Some of the parasitic plants have very deep roots, and as one-time companions of the dinosaurs remind us that even in the Cretaceous the world was already modernizing. Another curiosity is that although convergent, only some groups are especially prone to parasitism while others have consistently declined the invitation. Of the former the broomrapes (known to botanists as the orobanchaceans) have not only turned to a parasitic way of life but show an almost seamless set of transitions from fully photosynthetic to totally parasitic. Rafflesia has taken this to the logical extreme and jettisoned its entire chloroplast. The genome also suffers dramatic erosion, but this is by no means a one-way traffic: extensive loss maybe combined with theft of the host’s genetic machinery.

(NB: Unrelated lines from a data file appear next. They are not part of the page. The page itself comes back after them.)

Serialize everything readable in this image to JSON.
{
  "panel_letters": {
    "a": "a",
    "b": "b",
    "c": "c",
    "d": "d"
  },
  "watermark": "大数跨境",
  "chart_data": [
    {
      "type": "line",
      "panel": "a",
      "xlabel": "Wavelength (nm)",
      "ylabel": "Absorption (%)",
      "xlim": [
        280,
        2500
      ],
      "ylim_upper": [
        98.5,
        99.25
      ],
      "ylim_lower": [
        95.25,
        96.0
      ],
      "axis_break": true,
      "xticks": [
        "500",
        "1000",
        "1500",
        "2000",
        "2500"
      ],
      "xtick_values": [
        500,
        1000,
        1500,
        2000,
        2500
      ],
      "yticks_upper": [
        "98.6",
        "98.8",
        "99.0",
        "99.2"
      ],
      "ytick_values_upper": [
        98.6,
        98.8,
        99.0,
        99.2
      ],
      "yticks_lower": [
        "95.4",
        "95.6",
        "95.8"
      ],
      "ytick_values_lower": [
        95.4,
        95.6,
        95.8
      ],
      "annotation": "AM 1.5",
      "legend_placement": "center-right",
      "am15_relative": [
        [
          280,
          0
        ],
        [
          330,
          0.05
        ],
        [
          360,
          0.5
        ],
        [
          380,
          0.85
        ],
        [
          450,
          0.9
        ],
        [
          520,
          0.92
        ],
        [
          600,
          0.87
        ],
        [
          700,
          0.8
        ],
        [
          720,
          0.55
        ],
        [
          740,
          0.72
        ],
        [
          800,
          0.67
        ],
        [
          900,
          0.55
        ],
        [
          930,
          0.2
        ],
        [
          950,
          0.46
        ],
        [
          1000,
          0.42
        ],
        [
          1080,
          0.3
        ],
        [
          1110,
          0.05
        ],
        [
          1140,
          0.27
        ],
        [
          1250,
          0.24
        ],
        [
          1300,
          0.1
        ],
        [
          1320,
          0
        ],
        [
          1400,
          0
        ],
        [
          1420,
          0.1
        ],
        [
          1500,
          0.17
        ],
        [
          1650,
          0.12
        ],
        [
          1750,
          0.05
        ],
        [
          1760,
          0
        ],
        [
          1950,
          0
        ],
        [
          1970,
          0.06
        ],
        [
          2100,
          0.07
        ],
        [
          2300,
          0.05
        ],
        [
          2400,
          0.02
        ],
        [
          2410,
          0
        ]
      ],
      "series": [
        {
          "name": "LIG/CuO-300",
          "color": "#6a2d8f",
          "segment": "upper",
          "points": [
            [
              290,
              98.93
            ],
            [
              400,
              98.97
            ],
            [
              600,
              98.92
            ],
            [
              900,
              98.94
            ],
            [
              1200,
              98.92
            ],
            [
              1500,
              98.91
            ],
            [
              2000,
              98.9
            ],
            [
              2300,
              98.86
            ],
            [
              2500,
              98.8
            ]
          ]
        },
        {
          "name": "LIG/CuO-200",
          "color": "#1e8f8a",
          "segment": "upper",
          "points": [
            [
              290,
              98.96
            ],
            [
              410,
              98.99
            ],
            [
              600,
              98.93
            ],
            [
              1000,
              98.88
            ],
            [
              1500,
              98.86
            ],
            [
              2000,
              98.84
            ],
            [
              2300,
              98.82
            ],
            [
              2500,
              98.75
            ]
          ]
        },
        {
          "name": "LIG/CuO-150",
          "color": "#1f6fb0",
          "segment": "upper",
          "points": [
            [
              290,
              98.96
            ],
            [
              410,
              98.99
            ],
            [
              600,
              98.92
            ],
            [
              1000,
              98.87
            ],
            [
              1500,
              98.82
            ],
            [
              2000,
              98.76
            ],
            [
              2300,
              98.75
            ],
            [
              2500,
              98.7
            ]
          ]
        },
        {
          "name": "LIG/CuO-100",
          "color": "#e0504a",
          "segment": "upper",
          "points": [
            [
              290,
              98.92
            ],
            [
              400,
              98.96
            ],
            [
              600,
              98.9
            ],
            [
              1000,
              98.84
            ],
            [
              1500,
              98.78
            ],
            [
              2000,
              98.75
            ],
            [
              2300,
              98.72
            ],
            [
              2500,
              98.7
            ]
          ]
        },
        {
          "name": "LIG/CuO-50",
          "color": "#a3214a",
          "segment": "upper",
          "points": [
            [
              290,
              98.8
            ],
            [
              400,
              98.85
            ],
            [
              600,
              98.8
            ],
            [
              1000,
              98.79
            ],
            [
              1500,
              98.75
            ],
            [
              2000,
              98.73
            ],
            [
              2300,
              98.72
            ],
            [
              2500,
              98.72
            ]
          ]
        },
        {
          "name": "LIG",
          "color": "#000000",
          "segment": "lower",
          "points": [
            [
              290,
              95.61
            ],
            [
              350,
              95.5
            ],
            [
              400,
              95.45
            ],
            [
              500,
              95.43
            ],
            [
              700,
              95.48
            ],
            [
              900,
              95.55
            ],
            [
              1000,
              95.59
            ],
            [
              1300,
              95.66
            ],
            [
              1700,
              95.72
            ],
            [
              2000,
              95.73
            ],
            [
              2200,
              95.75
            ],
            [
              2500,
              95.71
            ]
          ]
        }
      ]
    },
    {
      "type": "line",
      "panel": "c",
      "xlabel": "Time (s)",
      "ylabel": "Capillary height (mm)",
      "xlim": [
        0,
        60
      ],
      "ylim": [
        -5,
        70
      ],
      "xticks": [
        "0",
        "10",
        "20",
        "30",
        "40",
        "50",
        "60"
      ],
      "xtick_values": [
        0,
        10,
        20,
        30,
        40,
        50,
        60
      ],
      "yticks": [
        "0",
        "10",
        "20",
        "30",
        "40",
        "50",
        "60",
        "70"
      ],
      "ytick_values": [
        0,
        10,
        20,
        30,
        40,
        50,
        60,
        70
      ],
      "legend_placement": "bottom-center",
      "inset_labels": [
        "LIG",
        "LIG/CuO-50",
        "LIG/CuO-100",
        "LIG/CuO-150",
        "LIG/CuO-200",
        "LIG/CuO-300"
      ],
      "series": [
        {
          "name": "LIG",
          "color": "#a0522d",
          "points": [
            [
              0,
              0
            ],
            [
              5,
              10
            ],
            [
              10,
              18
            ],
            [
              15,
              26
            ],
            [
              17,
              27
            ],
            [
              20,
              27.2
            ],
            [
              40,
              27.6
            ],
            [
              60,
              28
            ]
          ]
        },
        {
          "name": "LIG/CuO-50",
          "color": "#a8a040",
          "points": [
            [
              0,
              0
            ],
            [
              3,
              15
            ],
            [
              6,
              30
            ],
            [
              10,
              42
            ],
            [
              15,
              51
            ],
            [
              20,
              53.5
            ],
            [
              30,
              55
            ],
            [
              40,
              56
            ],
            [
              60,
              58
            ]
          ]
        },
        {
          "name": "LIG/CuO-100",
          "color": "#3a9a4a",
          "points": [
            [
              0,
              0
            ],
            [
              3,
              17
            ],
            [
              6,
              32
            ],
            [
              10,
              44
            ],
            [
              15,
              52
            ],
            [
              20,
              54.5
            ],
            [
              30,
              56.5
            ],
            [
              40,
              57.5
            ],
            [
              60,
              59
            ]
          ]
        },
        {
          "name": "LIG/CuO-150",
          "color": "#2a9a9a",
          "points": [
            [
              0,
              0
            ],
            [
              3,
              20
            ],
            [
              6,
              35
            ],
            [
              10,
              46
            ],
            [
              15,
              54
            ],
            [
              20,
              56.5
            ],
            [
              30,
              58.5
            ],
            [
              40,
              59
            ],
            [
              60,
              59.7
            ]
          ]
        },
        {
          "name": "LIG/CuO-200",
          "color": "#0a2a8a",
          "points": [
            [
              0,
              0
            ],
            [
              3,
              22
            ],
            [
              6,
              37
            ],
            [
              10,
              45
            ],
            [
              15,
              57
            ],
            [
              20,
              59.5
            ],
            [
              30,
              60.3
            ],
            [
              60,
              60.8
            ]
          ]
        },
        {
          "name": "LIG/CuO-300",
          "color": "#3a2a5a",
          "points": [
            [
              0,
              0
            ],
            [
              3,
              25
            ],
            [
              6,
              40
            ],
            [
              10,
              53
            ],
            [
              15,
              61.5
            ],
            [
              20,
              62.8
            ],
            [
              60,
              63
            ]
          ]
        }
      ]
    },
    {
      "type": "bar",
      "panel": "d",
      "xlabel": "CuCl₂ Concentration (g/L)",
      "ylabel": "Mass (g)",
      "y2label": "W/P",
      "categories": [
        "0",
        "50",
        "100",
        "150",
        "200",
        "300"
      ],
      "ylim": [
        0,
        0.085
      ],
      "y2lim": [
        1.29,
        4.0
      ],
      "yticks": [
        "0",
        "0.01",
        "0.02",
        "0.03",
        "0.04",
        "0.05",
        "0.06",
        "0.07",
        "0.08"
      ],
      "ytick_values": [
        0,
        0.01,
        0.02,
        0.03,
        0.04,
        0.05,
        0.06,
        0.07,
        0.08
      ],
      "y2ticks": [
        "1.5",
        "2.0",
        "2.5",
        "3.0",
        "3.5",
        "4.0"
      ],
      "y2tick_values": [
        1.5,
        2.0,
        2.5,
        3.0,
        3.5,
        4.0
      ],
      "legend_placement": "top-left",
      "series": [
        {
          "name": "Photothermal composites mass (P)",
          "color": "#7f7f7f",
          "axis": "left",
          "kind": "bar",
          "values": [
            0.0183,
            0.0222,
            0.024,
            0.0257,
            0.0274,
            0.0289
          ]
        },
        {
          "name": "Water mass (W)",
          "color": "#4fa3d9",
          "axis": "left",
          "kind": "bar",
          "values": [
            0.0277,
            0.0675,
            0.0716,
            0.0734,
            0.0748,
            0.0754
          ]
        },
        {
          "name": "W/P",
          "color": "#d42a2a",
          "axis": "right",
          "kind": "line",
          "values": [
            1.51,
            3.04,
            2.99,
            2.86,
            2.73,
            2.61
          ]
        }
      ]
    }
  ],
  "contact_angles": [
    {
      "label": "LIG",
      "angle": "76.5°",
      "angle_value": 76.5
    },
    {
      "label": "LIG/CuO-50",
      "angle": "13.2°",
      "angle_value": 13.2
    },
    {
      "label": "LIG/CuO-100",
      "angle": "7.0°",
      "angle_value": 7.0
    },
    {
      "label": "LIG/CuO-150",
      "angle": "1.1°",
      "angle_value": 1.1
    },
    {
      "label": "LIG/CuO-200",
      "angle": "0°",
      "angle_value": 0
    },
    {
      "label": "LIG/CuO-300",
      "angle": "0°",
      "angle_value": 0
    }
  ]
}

Amongst the many surprises, however, is that both structures and molecules that should have ended up on the scrap-heap remain alive and well. The enzyme known as rubisco (quicker to say than the mouthful ribulose-1,5-bisphosphate-carboxylase/oxygenase) plays a central role in photosynthesis. One might imagine, therefore, that as this machinery is declared redundant rubisco is also shown to the door. The parasitic plants know better. The only explanation is that rubisco is needed elsewhere. Should this interest us? Yes, and for two reasons. rubisco is famous for being the nearest thing to a walking disaster in biology. Unlike many enzymes it is spectacularly inefficient (largely because of a sort of self-poisoning), so engineering any improvement would have enormous implications for agriculture. Maybe the dark-side of rubisco could give us a few clues? Second, if one thing irritates me more than discovering we have run out of gin, it is the prattle of the bien-pensants that an enzyme (or a gene) is like a screw-driver, good for one thing only. In nature exactly the reverse applies. Amongst the better kept secrets in biology is the extraordinary versatility of many molecules. It is as if that screw-driver also serves as a feather-duster, a cork-screw and a bicycle pump.